Я родился в особый день — звезды предначертали появление на свет великого учителя, великого пророка, гласа божия — и на свет появился я. Я всегда чувствовал в себе особую силу, дар свыше — это ощущение собственной божественности влекло меня в монастыри, эзотерические общества — туда, где люди искали в себе божество. С детства меня непреодолимо тянуло к мистическому, к теургическим учениям, духовным практикам и прочему. Подтверждение своих чувств я получил, когда изучал астрологию и раскрыл секреты своего появления на свет. Обоснование столь давних предположений для кого-то послужило бы поводом к феерическому восторгу, к переосмыслению всей своей жизни — но я даже не удивился. Привыкнув воспринимать свою избранность как данность, я не мог реагировать иначе — мое тщеславие, моя гордыня не позволили бы этого. Я видел себя в роли нового Мессии, Спасителя Мира, Света Миру — этот жребий, эта чаша были желанными для меня, словно нектар и амброзия с олимпийского пиршества.

Речь шла лишь о том, кто достоин быть учителем такого великого человека. Я ждал дня своего посвящения — и он никогда не наступал. Именно потому меня тянуло к мистическим учениям, но никогда не затягивало. Привычное отношение ко всему на свете свысока не позволяло стать чьим-то учеником. Я ждал великого Иерофанта, избранного судьбой для моего восхождения.

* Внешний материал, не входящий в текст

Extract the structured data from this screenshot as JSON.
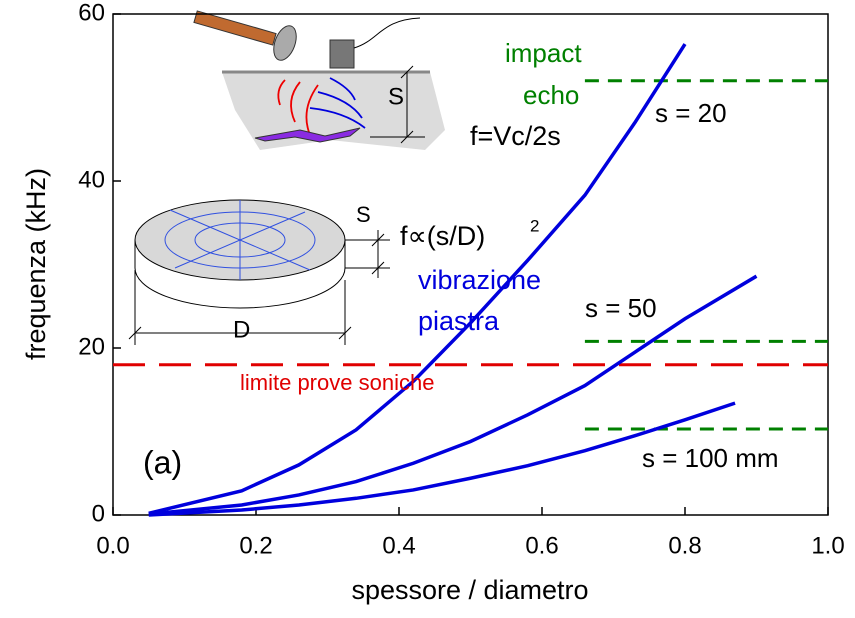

«Ведь каждый Великий Учитель при этом и Великий Ученик» , — часто повторял себе я, когда сомнения подступали к горделивому сердцу моему — и от этой фразы они до времени рассеивались, уступая место надежде, хотя такие промежутки самоуверенности и спокойствия становились с каждым разом все короче и короче. У этого были свои причины, ведь несмотря на определенность своей божественной натуры, я понятия не имел, что мне надо делать и как реализовать свое предназначение. Иногда худощавый призрак слабости нашептывал: «Может быть, ты и не Мессия? Ведь Мессия должен знать, откуда и куда он идет. Ты же лишь сомневаешься и чего-то ждешь». За ним появлялся уродливый призрак страха и насмешливо кричал: «Пусть ты даже и бог во плоти — что с того, если ты не знаешь, что с этим делать? Так ты и просидишь в ожидании божьего знака всю жизнь, пока не умрешь, как последняя ничтожная тварь. Ты никогда не достигнешь ни Олимпа, ни признания, ни Мудрости, ни Бессмертия. Ты жалок и нищ волей и разумом».

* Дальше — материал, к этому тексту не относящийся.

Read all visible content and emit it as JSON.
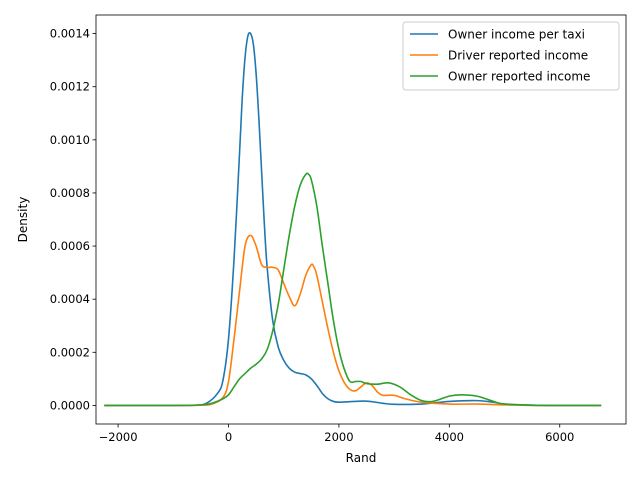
{
  "chart_data": {
    "type": "line",
    "title": "",
    "xlabel": "Rand",
    "ylabel": "Density",
    "xlim": [
      -2400,
      7200
    ],
    "ylim": [
      -7e-05,
      0.00147
    ],
    "xticks": [
      -2000,
      0,
      2000,
      4000,
      6000
    ],
    "xtick_labels": [
      "−2000",
      "0",
      "2000",
      "4000",
      "6000"
    ],
    "yticks": [
      0,
      0.0002,
      0.0004,
      0.0006,
      0.0008,
      0.001,
      0.0012,
      0.0014
    ],
    "ytick_labels": [
      "0.0000",
      "0.0002",
      "0.0004",
      "0.0006",
      "0.0008",
      "0.0010",
      "0.0012",
      "0.0014"
    ],
    "grid": false,
    "legend_position": "top-right",
    "series": [
      {
        "name": "Owner income per taxi",
        "color": "#1f77b4",
        "x": [
          -2250,
          -1000,
          -600,
          -400,
          -200,
          -100,
          0,
          100,
          200,
          250,
          300,
          350,
          400,
          450,
          500,
          550,
          600,
          650,
          700,
          800,
          900,
          1000,
          1100,
          1200,
          1300,
          1400,
          1500,
          1600,
          1700,
          1800,
          1900,
          2000,
          2200,
          2500,
          2800,
          3000,
          3500,
          4000,
          4500,
          4800,
          5000,
          5500,
          6000,
          6750
        ],
        "y": [
          0,
          0,
          1e-06,
          8e-06,
          4.5e-05,
          9.5e-05,
          0.00025,
          0.00055,
          0.00095,
          0.00116,
          0.00131,
          0.00139,
          0.0014,
          0.00136,
          0.00125,
          0.00108,
          0.00088,
          0.00068,
          0.00052,
          0.00032,
          0.00022,
          0.00017,
          0.00014,
          0.000125,
          0.00012,
          0.000115,
          0.0001,
          7.5e-05,
          4.5e-05,
          2.5e-05,
          1.5e-05,
          1.2e-05,
          1.4e-05,
          1.6e-05,
          8e-06,
          4e-06,
          5e-06,
          1.5e-05,
          1.8e-05,
          1.2e-05,
          5e-06,
          1e-06,
          0,
          0
        ]
      },
      {
        "name": "Driver reported income",
        "color": "#ff7f0e",
        "x": [
          -2250,
          -1000,
          -500,
          -300,
          -100,
          0,
          100,
          200,
          300,
          400,
          500,
          600,
          700,
          800,
          900,
          1000,
          1100,
          1200,
          1300,
          1400,
          1500,
          1550,
          1600,
          1700,
          1800,
          1900,
          2000,
          2100,
          2200,
          2300,
          2400,
          2500,
          2600,
          2700,
          2800,
          3000,
          3200,
          3500,
          4000,
          4500,
          5000,
          5500,
          6000,
          6750
        ],
        "y": [
          0,
          0,
          1e-06,
          5e-06,
          3e-05,
          9e-05,
          0.00025,
          0.00043,
          0.0006,
          0.00064,
          0.0006,
          0.00053,
          0.00052,
          0.00052,
          0.00051,
          0.00046,
          0.00041,
          0.000375,
          0.00042,
          0.00049,
          0.00053,
          0.00052,
          0.00049,
          0.00039,
          0.00029,
          0.0002,
          0.00013,
          8.5e-05,
          6e-05,
          5.5e-05,
          7e-05,
          8.5e-05,
          7.5e-05,
          5e-05,
          3.8e-05,
          3.8e-05,
          2.5e-05,
          1.2e-05,
          5e-06,
          5e-06,
          2e-06,
          0,
          0,
          0
        ]
      },
      {
        "name": "Owner reported income",
        "color": "#2ca02c",
        "x": [
          -2250,
          -1000,
          -500,
          -300,
          -100,
          0,
          100,
          200,
          300,
          400,
          500,
          600,
          700,
          800,
          900,
          1000,
          1100,
          1200,
          1300,
          1400,
          1450,
          1500,
          1600,
          1700,
          1800,
          1900,
          2000,
          2100,
          2200,
          2300,
          2400,
          2500,
          2700,
          2900,
          3100,
          3300,
          3500,
          3700,
          4000,
          4200,
          4500,
          4800,
          5000,
          5500,
          6000,
          6750
        ],
        "y": [
          0,
          0,
          2e-06,
          8e-06,
          2.5e-05,
          4e-05,
          7e-05,
          0.0001,
          0.00012,
          0.00014,
          0.000155,
          0.000175,
          0.00021,
          0.00028,
          0.00038,
          0.00051,
          0.00064,
          0.00075,
          0.00083,
          0.00087,
          0.00087,
          0.00085,
          0.00075,
          0.0006,
          0.00046,
          0.00032,
          0.00021,
          0.000135,
          9e-05,
          9e-05,
          9e-05,
          8.2e-05,
          8e-05,
          8.5e-05,
          7e-05,
          4e-05,
          1.8e-05,
          1.5e-05,
          3.5e-05,
          4e-05,
          3.5e-05,
          1.5e-05,
          5e-06,
          1e-06,
          0,
          0
        ]
      }
    ]
  }
}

Когда меня посещали эти чудовища, я несколько мгновений колебался, а затем обычно говорил себе и им, беспощадным: «Придет время — я встречу своего Иерофанта. Он объяснит, в чем моя задача. Подите прочь, бесы!». После этих слов призраки не могли не исчезнуть — для того, разумеется, чтобы со временем вернуться и снова попытаться отвратить меня от лестницы, возводящей в небо, как это обычно бывало и со святыми старцами, и с античными героями, и с йогами — со всеми, кто жаждет Небес, лукаво заигрывают духи трепещущей плоти.

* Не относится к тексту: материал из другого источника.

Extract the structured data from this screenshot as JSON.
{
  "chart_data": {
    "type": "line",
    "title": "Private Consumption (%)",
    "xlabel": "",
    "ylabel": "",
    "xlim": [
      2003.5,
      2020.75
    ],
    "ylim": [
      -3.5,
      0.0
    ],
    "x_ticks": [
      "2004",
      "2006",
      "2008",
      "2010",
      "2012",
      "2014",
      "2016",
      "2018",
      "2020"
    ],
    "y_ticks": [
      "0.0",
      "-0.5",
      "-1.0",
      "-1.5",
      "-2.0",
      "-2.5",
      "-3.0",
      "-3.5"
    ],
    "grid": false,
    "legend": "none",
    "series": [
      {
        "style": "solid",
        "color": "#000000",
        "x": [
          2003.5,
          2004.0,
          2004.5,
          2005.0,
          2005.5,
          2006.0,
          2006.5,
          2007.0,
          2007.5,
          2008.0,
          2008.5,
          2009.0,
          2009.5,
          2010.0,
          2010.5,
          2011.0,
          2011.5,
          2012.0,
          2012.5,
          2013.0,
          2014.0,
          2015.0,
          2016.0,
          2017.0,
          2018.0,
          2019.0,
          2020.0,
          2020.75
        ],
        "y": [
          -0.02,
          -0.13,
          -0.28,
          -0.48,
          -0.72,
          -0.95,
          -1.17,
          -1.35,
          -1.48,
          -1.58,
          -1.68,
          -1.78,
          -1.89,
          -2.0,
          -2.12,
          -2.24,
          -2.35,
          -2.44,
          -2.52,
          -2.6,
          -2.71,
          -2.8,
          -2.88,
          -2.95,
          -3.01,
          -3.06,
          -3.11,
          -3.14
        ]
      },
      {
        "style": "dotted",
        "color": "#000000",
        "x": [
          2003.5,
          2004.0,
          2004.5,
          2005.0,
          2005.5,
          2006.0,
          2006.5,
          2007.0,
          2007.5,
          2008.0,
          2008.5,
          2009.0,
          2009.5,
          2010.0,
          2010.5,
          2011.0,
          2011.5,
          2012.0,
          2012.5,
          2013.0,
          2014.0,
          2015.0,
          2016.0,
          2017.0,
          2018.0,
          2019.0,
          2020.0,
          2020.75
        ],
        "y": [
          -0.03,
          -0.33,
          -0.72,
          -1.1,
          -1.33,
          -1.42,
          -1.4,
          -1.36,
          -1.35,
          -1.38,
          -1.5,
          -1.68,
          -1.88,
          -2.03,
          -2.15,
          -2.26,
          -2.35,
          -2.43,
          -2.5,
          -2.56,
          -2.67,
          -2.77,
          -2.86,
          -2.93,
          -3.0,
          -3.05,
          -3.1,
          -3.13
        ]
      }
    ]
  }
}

Со временем, некий злой демон начал мне нашептывать: «Хорошо, ты бог, и тебя наставит на твой великий путь некий иерофант, избранный для этого так же, как и ты. Однако, кто может гарантировать твою встречу с этим человеком?». Моим ответом было: «Божественное проведение». «Но ведь бог-то и есть ты!», — смеялся демон, и его смех превращал твердую и высокую скалу, на которой я обычно горделиво красовался над миром с его слабостями, в вязкое болото, смердящая жижа которого не давала пошевелить ногами и утягивала вглубь — в прочие сомнения, в прочие искушения моего духа, в прочие столь болезненные колебания.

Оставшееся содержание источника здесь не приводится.